The plot of Fauji Calling
Fauji calling is about soldiers who sacrifice their life for the country. It is about the family struggles in his absense, which they have to face along with getting over their situations.
Rajveer Singh (Ranjha Vikram Singh) is a soldier, a happy family man with a loving wife Sakshi (Bidita Bag) a sweet little daughter (Mahi Soni) and mother (Zarina Wahab). Rajveer calls his wife to inform that he would be returning home soon for holidays. Then enters an unknown character Abhishek (Sharman Joshi), who walks into the life of this happy family as Aaradhya’s ‘father’. So, where is Aaradhya’s father Rajveer and how and why did Abhishek become a part of this family forms the crux of the story.
Fauji Calling Review
Fauji Calling is a very different story in terms of narrative. The plot is unconventional and may bring a smile on your face. However, the cinematic treatment could have been bettered. The soldier’s daughter Aaradhya’s character is well defined and the director has been able to get the best from the little girl with her chirpy talks and sweet little smile. Though the narrative is sluggish, the writer/director has kept the story away from any masala treatment. There are no villains, no goons.

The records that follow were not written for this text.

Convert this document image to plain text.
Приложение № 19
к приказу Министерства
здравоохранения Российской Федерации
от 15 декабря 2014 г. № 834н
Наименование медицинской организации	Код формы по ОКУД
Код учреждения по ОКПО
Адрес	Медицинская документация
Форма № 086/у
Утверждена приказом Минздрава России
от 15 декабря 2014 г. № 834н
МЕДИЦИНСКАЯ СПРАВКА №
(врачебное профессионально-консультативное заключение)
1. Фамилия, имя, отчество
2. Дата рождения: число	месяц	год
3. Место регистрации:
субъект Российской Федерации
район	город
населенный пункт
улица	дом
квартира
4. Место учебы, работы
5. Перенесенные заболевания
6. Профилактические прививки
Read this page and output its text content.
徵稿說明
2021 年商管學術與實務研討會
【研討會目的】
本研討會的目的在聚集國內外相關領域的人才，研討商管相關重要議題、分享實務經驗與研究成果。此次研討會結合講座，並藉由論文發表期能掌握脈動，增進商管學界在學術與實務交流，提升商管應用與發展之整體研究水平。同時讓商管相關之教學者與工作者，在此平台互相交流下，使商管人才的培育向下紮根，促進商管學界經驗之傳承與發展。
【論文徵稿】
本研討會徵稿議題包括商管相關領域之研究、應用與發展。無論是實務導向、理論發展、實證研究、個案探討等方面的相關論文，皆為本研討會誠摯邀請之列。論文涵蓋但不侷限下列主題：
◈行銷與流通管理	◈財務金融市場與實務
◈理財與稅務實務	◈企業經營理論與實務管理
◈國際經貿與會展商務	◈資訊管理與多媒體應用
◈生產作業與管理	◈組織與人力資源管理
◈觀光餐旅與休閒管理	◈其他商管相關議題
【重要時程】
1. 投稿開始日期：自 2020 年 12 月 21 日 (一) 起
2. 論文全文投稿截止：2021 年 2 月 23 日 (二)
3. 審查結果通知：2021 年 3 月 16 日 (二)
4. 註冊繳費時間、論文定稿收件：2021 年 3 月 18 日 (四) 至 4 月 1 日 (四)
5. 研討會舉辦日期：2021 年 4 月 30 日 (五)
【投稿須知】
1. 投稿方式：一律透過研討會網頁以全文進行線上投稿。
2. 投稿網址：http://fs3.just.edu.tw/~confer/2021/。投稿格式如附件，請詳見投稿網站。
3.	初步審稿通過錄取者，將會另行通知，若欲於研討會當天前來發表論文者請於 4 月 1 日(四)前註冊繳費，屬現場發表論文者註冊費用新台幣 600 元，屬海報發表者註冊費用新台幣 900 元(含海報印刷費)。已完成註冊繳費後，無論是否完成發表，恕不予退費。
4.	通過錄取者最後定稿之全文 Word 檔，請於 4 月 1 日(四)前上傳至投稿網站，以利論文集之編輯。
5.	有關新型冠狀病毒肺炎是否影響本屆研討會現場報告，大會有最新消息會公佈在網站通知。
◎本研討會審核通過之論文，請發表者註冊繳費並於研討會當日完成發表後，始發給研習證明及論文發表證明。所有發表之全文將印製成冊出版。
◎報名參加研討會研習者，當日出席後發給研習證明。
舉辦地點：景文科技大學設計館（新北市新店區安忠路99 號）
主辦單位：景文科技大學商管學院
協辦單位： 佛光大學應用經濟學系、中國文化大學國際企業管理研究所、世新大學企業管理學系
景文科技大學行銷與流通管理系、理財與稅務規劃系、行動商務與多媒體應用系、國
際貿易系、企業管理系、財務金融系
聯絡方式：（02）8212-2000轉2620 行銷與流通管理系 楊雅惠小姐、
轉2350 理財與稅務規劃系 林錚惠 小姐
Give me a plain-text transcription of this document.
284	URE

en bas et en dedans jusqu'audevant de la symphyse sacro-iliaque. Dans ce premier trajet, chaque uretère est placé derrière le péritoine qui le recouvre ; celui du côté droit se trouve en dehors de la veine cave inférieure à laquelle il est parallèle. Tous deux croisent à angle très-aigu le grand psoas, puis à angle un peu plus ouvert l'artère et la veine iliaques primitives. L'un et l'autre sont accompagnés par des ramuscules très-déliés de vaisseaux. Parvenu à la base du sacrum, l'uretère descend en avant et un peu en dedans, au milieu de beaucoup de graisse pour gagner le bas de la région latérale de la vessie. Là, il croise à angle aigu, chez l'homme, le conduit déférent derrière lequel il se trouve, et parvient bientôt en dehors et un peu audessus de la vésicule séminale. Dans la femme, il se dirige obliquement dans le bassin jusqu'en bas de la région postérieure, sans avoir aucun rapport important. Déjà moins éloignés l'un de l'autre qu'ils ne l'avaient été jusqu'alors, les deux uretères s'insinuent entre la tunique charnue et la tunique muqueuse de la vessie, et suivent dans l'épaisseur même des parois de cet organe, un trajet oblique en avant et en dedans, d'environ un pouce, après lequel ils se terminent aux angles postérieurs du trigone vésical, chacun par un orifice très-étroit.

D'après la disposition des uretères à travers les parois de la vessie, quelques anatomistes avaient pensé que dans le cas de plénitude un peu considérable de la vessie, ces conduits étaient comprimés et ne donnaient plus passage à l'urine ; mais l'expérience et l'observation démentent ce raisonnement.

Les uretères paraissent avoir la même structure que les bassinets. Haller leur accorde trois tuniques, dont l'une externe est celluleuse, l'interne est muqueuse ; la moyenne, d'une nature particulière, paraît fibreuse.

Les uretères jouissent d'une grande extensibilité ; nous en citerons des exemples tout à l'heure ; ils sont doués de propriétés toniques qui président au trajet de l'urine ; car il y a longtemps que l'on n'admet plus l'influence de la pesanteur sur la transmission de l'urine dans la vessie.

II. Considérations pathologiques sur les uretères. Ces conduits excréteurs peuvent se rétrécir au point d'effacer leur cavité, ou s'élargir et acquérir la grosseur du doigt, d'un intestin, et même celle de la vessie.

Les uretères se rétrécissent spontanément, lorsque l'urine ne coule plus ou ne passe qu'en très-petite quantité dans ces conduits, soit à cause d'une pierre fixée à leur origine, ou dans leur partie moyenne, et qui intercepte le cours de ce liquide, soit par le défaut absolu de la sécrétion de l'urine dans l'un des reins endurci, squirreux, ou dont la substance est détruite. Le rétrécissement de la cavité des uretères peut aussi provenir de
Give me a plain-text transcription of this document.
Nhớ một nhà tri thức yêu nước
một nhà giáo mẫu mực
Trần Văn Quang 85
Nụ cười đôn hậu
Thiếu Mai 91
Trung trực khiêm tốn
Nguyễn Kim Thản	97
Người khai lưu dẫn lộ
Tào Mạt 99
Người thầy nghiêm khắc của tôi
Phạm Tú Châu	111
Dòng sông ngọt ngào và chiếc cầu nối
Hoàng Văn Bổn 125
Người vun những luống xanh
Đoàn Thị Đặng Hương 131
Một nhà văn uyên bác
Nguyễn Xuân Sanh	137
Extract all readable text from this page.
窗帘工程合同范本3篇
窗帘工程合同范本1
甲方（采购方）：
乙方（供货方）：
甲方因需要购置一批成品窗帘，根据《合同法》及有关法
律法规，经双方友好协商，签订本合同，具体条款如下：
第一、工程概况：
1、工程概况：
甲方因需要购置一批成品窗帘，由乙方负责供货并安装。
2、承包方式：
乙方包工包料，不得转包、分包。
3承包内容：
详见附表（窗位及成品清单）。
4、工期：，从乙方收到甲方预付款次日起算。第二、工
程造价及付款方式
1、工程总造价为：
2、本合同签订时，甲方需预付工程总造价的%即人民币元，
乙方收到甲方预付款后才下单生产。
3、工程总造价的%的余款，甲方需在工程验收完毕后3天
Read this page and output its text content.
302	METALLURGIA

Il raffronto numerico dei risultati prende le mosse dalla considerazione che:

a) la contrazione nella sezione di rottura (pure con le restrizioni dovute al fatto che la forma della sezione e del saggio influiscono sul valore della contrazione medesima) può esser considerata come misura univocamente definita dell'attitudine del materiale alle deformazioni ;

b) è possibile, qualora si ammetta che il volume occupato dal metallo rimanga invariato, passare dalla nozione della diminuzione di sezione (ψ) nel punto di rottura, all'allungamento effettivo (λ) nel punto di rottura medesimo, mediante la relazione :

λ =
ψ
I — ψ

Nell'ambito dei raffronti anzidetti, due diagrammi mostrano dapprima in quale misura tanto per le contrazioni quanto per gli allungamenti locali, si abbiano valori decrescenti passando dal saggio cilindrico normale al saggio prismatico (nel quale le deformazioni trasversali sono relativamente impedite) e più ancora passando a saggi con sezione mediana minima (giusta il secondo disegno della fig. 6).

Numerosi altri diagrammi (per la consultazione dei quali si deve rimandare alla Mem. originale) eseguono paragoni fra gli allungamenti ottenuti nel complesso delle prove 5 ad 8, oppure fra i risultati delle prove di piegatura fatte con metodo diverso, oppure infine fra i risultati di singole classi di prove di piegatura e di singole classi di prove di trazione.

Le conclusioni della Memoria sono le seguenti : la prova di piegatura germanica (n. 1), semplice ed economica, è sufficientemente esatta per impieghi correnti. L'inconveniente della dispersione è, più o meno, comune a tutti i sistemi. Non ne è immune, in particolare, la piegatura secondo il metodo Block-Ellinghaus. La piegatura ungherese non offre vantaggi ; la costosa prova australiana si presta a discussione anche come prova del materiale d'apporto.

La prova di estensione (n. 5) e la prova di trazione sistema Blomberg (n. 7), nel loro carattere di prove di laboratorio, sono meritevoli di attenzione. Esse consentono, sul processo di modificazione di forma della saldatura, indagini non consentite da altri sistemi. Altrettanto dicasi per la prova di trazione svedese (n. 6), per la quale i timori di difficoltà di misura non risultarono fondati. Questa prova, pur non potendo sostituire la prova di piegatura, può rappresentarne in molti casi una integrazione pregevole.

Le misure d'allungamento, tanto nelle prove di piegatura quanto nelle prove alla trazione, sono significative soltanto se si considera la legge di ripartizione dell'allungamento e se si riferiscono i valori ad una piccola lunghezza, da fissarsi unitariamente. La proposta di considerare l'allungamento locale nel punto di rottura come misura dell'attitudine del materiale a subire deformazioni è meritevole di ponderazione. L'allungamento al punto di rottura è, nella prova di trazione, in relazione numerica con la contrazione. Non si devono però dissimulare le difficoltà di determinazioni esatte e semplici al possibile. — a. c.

As mentioned above, the attraction is the little girl Mahi Soni who steals the show and gets the maximum attention. She is easily the ‘hero’ of the plot. Rest of them including the lead cast of Sharman Joshi, Zarina Wahab, Ranjha Vikram Singh & Bidita Bag, just pass the muster and probably followed the director’s vision. Mugdha Godse has a miniscule role too and she performs as expected from the part.
Fauji Calling is a decent fare with the highlight of the presentation being the little girl’s innocence and the fact that the story has its heart in the right place. An extra brownie point for Mahi Soni.